Pair Corralation between Bitcoin Cash and Etherfi
Assuming the 90 days trading horizon Bitcoin Cash is expected to generate 1.58 times less return on investment than Etherfi. But when comparing it to its historical volatility, Bitcoin Cash is 1.81 times less risky than Etherfi. It trades about 0.21 of its potential returns per unit of risk. Etherfi is currently generating about 0.18 of returns per unit of risk over similar time horizon. If you would invest 125.00 in Etherfi on September 1, 2024 and sell it today you would earn a total of 131.00 from holding Etherfi or generate 104.8% return on investment over 90 days.

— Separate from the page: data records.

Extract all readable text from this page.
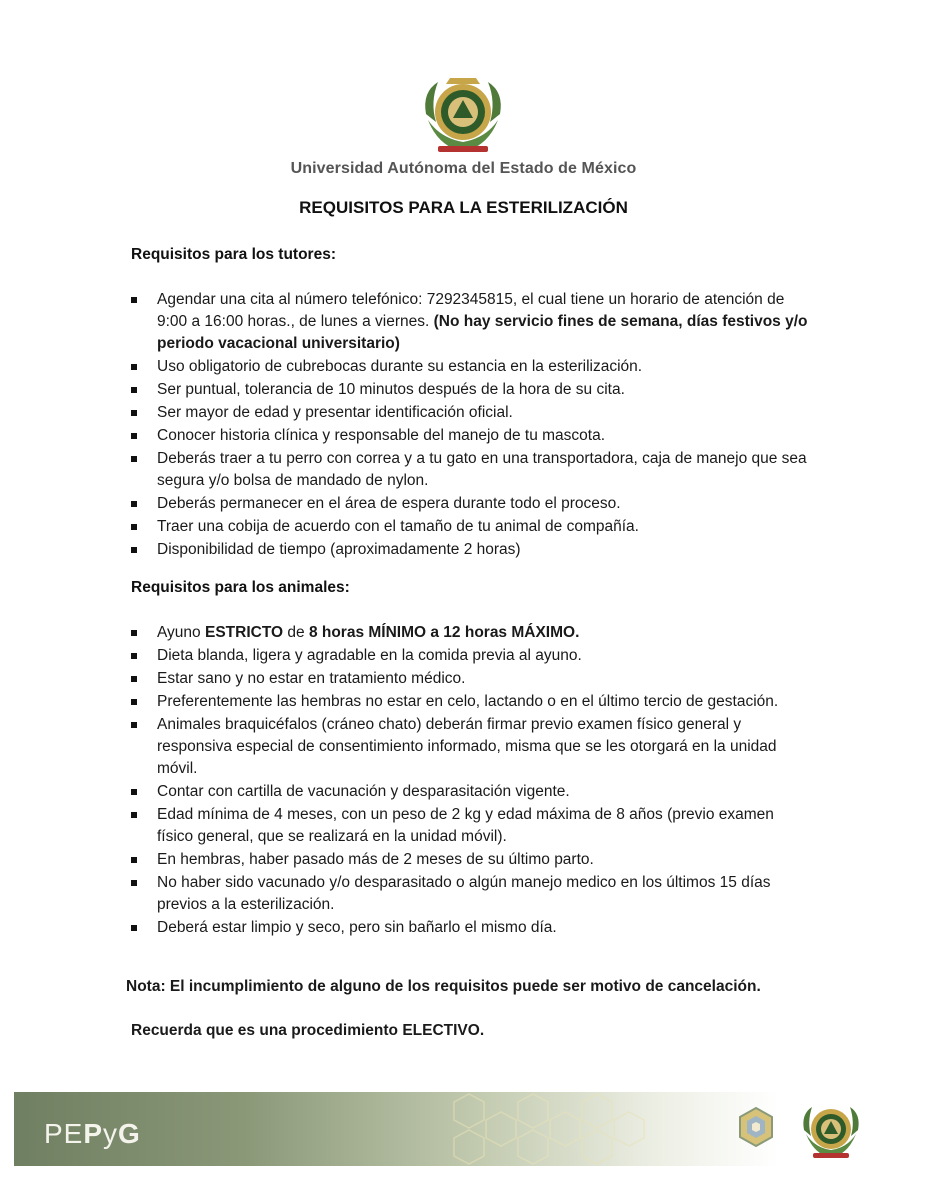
Universidad Autónoma del Estado de México
REQUISITOS PARA LA ESTERILIZACIÓN
Requisitos para los tutores:
Agendar una cita al número telefónico: 7292345815, el cual tiene un horario de atención de 9:00 a 16:00 horas., de lunes a viernes. (No hay servicio fines de semana, días festivos y/o periodo vacacional universitario)
Uso obligatorio de cubrebocas durante su estancia en la esterilización.
Ser puntual, tolerancia de 10 minutos después de la hora de su cita.
Ser mayor de edad y presentar identificación oficial.
Conocer historia clínica y responsable del manejo de tu mascota.
Deberás traer a tu perro con correa y a tu gato en una transportadora, caja de manejo que sea segura y/o bolsa de mandado de nylon.
Deberás permanecer en el área de espera durante todo el proceso.
Traer una cobija de acuerdo con el tamaño de tu animal de compañía.
Disponibilidad de tiempo (aproximadamente 2 horas)
Requisitos para los animales:
Ayuno ESTRICTO de 8 horas MÍNIMO a 12 horas MÁXIMO.
Dieta blanda, ligera y agradable en la comida previa al ayuno.
Estar sano y no estar en tratamiento médico.
Preferentemente las hembras no estar en celo, lactando o en el último tercio de gestación.
Animales braquicéfalos (cráneo chato) deberán firmar previo examen físico general y responsiva especial de consentimiento informado, misma que se les otorgará en la unidad móvil.
Contar con cartilla de vacunación y desparasitación vigente.
Edad mínima de 4 meses, con un peso de 2 kg y edad máxima de 8 años (previo examen físico general, que se realizará en la unidad móvil).
En hembras, haber pasado más de 2 meses de su último parto.
No haber sido vacunado y/o desparasitado o algún manejo medico en los últimos 15 días previos a la esterilización.
Deberá estar limpio y seco, pero sin bañarlo el mismo día.
Nota: El incumplimiento de alguno de los requisitos puede ser motivo de cancelación.
Recuerda que es una procedimiento ELECTIVO.
PEPyG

Time Period | 3 Months [change] |
Direction | Moves Together |
Strength | Strong |
Accuracy | 100.0% |
Values | Daily Returns |
Bitcoin Cash vs. Etherfi
Performance |
Timeline |
Bitcoin Cash |
Etherfi |
Bitcoin Cash and Etherfi Volatility Contrast
Predicted Return Density |
Returns |
Pair Trading with Bitcoin Cash and Etherfi
The main advantage of trading using opposite Bitcoin Cash and Etherfi positions is that it hedges away some unsystematic risk. Because of two separate transactions, even if Bitcoin Cash position performs unexpectedly, Etherfi can make up some of the losses. Pair trading also minimizes risk from directional movements in the market. For example, if an entire industry or sector drops because of unexpected headlines, the short position in Etherfi will offset losses from the drop in Etherfi's long position.Bitcoin Cash vs. Bitcoin Gold | Bitcoin Cash vs. Bitcoin SV | Bitcoin Cash vs. Staked Ether | Bitcoin Cash vs. EigenLayer |
Check out your portfolio center.Note that this page's information should be used as a complementary analysis to find the right mix of equity instruments to add to your existing portfolios or create a brand new portfolio. You can also try the Aroon Oscillator module to analyze current equity momentum using Aroon Oscillator and other momentum ratios.